Remember that tech outperformance was concentrated in the so-called “Magnificent Seven” for much of the bull market we’ve been in since November 2022. For a while there, it felt like those seven stocks were the only game in town … but that may be changing. Have a look at this chart:

Mag 7 tech sector Nasdaq chart

The blue line above is a ratio chart, plotting the average price of the seven “Magnificent Seven” stocks against the Nasdaq 100 index, while the black plot at the bottom is the Nasdaq 100. Notice how the Nasdaq (black) is making new highs, but the Magnificent Seven ratio chart is not.

We’ll see how that “bearish divergence” in the strength of the Mag-7 plays out, but for now it’s indicative of investors looking elsewhere.

Of note, Nvidia Corp. (NVDA) is the only Mag-7 stock that passed this week’s screen. Investors can’t seem to get enough of NVDA, but it’s “Neutral” standing in my system points to performance that may merely track the broader S&P 500 over the next 12 months.

But now that we’re seeing market breadth expand as investors look for other opportunities and drive a wider selection of stocks higher, we’re seeing new tickers climb toward their recent highs. This is a great thing and also points to a strength of my Green Zone Power Rating system.

By using the system and looking for stocks that boast “Bullish” or better overall ratings, we have a stronger chance of investing in stocks that are “built to last” and shouldn’t have the bottom fall out should things reverse again.

Let’s move on to last week’s laggards…

Health Care Sector’s Laggards

As we saw previously, two sectors showed similar underperformance last week: energy (XLE) and health care (XLV).
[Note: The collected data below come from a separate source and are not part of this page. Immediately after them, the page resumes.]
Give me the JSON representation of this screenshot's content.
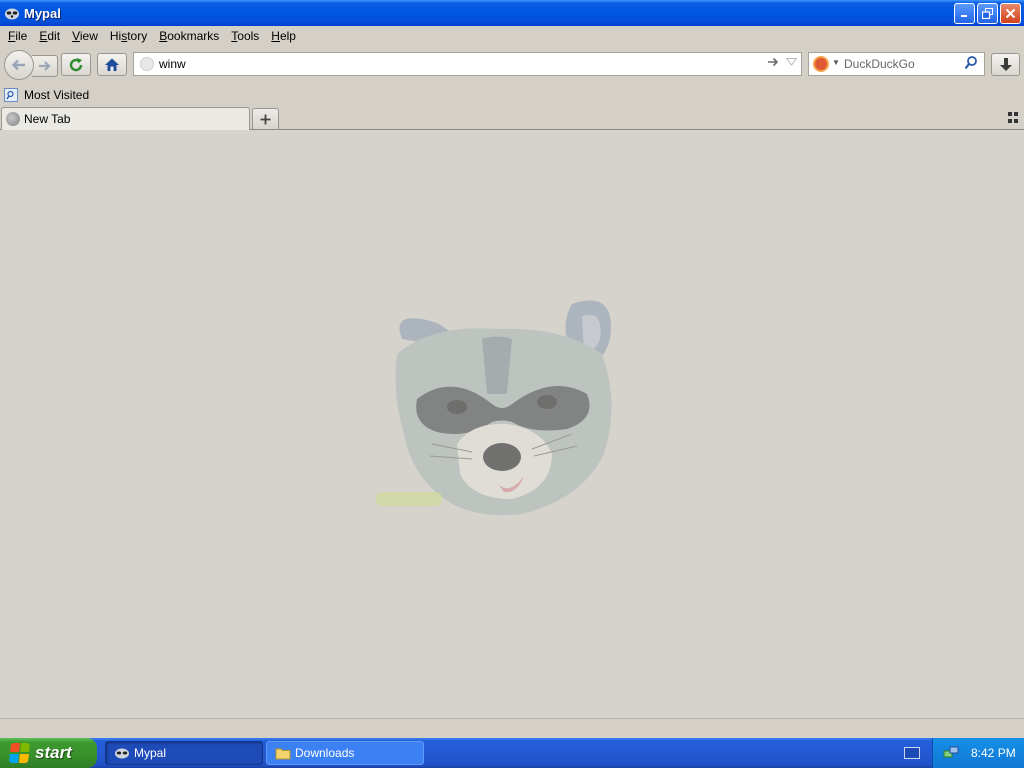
{
  "window": {
    "title": "Mypal"
  },
  "menu": [
    {
      "pre": "",
      "u": "F",
      "post": "ile"
    },
    {
      "pre": "",
      "u": "E",
      "post": "dit"
    },
    {
      "pre": "",
      "u": "V",
      "post": "iew"
    },
    {
      "pre": "Hi",
      "u": "s",
      "post": "tory"
    },
    {
      "pre": "",
      "u": "B",
      "post": "ookmarks"
    },
    {
      "pre": "",
      "u": "T",
      "post": "ools"
    },
    {
      "pre": "",
      "u": "H",
      "post": "elp"
    }
  ],
  "navbar": {
    "url_value": "winw",
    "search_placeholder": "DuckDuckGo"
  },
  "bookmarks": {
    "most_visited": "Most Visited"
  },
  "tabs": [
    {
      "label": "New Tab"
    }
  ],
  "taskbar": {
    "start_label": "start",
    "tasks": [
      {
        "label": "Mypal"
      },
      {
        "label": "Downloads"
      }
    ],
    "clock": "8:42 PM"
  },
  "colors": {
    "titlebar": "#0054e3",
    "taskbar": "#245edb",
    "start": "#388f2b",
    "content_bg": "#d6d3cd"
  }
}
I want to focus on health care since we haven’t had a chance to talk about this sector as much recently. Here’s a look at the stocks that closed the week within 10% of their 52-week lows:

07_21 health care sector big movers blur

Of note, health care funding cuts as part of the Trump Administration’s “Big Beautiful Bill” are putting added pressure on insurers. That’s partly why we’re seeing a significant sell-off across the sector as a whole.
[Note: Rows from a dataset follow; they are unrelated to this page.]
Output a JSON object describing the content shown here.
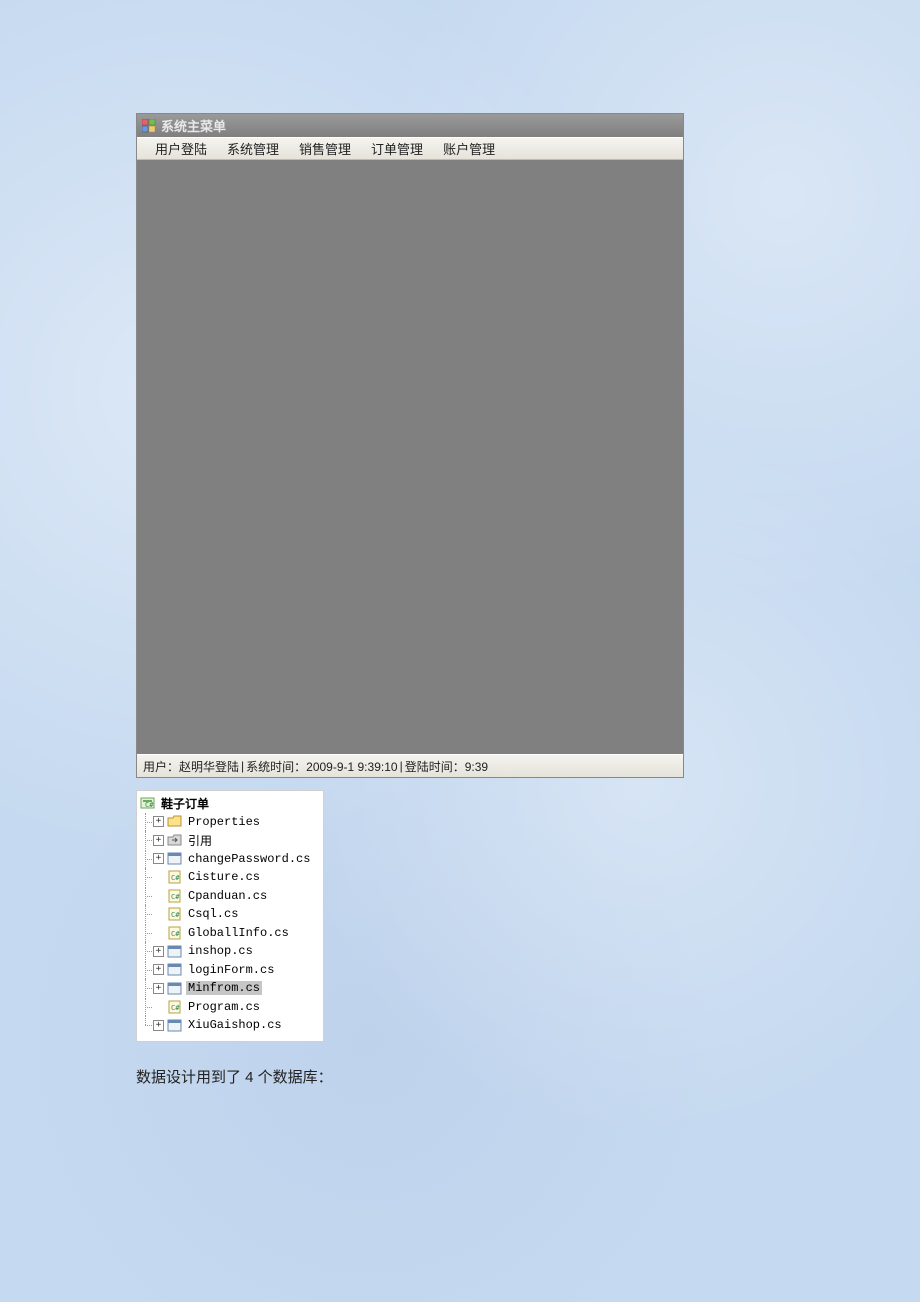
{
  "window": {
    "title": "系统主菜单",
    "menu": [
      "用户登陆",
      "系统管理",
      "销售管理",
      "订单管理",
      "账户管理"
    ],
    "status": {
      "user": "用户：赵明华登陆",
      "sep1": "  |  ",
      "systime": "系统时间：2009-9-1 9:39:10",
      "sep2": "   |",
      "logintime": "登陆时间：9:39"
    }
  },
  "tree": {
    "root": "鞋子订单",
    "items": [
      {
        "label": "Properties",
        "expandable": true,
        "icon": "folder"
      },
      {
        "label": "引用",
        "expandable": true,
        "icon": "ref"
      },
      {
        "label": "changePassword.cs",
        "expandable": true,
        "icon": "form"
      },
      {
        "label": "Cisture.cs",
        "expandable": false,
        "icon": "cs"
      },
      {
        "label": "Cpanduan.cs",
        "expandable": false,
        "icon": "cs"
      },
      {
        "label": "Csql.cs",
        "expandable": false,
        "icon": "cs"
      },
      {
        "label": "GloballInfo.cs",
        "expandable": false,
        "icon": "cs"
      },
      {
        "label": "inshop.cs",
        "expandable": true,
        "icon": "form"
      },
      {
        "label": "loginForm.cs",
        "expandable": true,
        "icon": "form"
      },
      {
        "label": "Minfrom.cs",
        "expandable": true,
        "icon": "form",
        "selected": true
      },
      {
        "label": "Program.cs",
        "expandable": false,
        "icon": "cs"
      },
      {
        "label": "XiuGaishop.cs",
        "expandable": true,
        "icon": "form",
        "last": true
      }
    ]
  },
  "body_text": "数据设计用到了 4 个数据库："
}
To single one company out here, news also just broke of a class action lawsuit against Centene Corp. (CNC), citing securities fraud violations for “fudging the numbers” by posting misleading financial statements and/or failing to disclose important information to CNC investors.

I’ve always gravitated toward the health care sector. As you might know, I was studying to enter the medical field before making the change and pursuing finance. And I think there are some incredible opportunities to invest in breakthrough technologies or services.

But it’s clear that this is a sector to tread carefully in right now.

With the exception of a tech-oriented health care platform that’s more than doubled since I recommended it last November, my Green Zone Fortunes portfolio is definitely “underweight” health care names right now.